Don't Go to Church; Be the Church
Two churches made headlines recently when they cancelled their Sunday morning church services. We did that not too long ago and there were no headlines… except for “Hurricane Irene Batters East Coast.” But New Life Church and Lincolnway Christian Church in Illinois didn't cancel their services because of bad weather; they cancelled services to encourage their members to spend their Sunday outside of their “church services” to engage in Christian service to people in their communities. So they served at grade schools (mulching, weeding, picking up garbage, etc.), shopping centers (free car washes), homeless shelters (serving meals) and low income neighborhoods (proving free home maintenance). The slogan on the T-shirt here says it all—“Don’t GO to church. BE the Church.”
One of our former elders liked to talk about people having limited amounts of “disposable time.” Granted, we often dispose of that time in non-productive ways (a euphemism for “watching TV”). But sometimes asking our members to be at “formal” church service 3-4 times a week leaves them with little time (or maybe “little perceived time”) for other Christian activities. This is especially true for people with children involved in sports and band and scouts and a lot of other great things that require large amounts of time acting as boosters and taxi drivers. We discussed at a recent leaders’ meeting the possibility of reallocating some of our meeting times (or parts of them) for more service-oriented activities. I got the general idea that many were both intrigued and disturbed-- what exactly is “forsaking the assembly” anyway?

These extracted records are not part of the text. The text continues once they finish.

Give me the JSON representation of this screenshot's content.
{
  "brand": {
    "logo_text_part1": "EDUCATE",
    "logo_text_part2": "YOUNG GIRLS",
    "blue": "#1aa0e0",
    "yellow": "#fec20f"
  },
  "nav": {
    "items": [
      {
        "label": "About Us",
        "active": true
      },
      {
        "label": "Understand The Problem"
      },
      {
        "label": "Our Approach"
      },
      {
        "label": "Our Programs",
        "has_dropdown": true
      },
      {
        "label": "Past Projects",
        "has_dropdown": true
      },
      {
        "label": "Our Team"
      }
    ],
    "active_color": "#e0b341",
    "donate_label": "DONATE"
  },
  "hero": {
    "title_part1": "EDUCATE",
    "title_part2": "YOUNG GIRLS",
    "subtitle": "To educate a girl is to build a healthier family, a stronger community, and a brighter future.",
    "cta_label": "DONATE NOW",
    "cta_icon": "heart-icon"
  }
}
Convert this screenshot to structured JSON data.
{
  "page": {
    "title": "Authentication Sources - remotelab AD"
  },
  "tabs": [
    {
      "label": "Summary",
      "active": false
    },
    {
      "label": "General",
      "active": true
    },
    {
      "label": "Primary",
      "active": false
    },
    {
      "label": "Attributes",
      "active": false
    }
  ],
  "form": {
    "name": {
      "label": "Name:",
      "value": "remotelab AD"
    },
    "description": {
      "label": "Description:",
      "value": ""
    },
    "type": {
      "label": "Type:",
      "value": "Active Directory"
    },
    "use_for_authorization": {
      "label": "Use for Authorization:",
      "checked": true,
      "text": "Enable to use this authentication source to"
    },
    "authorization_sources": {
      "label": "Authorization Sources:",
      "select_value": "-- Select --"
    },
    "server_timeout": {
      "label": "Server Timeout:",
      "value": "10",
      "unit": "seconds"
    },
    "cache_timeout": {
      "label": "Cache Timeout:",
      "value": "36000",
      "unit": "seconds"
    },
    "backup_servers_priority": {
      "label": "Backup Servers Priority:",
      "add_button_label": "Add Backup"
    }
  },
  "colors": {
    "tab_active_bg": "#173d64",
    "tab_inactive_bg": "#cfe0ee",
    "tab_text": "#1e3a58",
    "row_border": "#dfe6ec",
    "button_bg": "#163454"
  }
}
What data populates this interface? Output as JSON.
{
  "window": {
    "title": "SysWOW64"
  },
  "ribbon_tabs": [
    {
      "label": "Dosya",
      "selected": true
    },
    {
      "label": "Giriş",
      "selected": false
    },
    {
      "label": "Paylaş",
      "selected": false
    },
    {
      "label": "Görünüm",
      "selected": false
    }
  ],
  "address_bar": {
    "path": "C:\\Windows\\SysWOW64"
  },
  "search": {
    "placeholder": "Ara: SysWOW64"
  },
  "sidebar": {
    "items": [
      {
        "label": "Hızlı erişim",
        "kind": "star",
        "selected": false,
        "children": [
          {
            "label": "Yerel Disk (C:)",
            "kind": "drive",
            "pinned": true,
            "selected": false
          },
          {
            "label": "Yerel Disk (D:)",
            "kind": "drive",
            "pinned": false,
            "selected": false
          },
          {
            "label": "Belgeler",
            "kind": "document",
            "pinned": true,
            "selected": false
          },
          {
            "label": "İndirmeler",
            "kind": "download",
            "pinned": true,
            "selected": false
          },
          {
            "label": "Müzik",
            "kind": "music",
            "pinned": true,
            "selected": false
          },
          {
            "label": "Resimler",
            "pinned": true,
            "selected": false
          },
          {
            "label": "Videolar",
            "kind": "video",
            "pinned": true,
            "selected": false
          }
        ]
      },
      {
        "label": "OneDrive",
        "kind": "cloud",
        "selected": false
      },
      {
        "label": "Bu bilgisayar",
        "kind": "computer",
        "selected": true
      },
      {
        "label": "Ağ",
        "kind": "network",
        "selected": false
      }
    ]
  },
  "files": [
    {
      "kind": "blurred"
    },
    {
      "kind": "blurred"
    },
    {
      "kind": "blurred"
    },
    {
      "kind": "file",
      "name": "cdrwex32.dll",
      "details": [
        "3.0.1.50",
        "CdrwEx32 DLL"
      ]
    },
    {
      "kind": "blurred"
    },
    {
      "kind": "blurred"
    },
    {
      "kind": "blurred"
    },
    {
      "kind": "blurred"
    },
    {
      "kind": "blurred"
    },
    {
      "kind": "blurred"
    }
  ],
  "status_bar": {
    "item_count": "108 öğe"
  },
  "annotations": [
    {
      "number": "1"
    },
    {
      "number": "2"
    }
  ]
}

The church certainly hasn't outgrown the need for “the assembly of the saints.” But maybe we need to mature to the point where we realize the PURPOSE of the “worship service.” We must not be “neglecting to meet together, as is the habit of some” (Heb 10:25, ESV). But the end purpose of our meetings is to help us “think of ways to motivate one another to acts of love and good works” (Heb 10:24, NLT). For too long, Christians have considered coming to church as their religious duty (see this previous post). In reality, our assembly to worship refocuses attention on the Kingship of God, and this allows us to be motivated to out serve our King. The “worship” part of the “worship service” takes place inside the assembly; the “service” part takes place only after we leave. In fact, the service we give to God outside of church is also our “true and proper worship” (Rom 12:2, NIV) or “spiritual worship” (ESV) or “this is truly the way to worship him” (NLT).
“Don’t GO to church; BE the church?” OK, maybe it should be don’t ONLY go to church; be the church. But I do like the idea of the church making that point by sometimes intentionally shuttering its building and shooing its members out into the community to serve.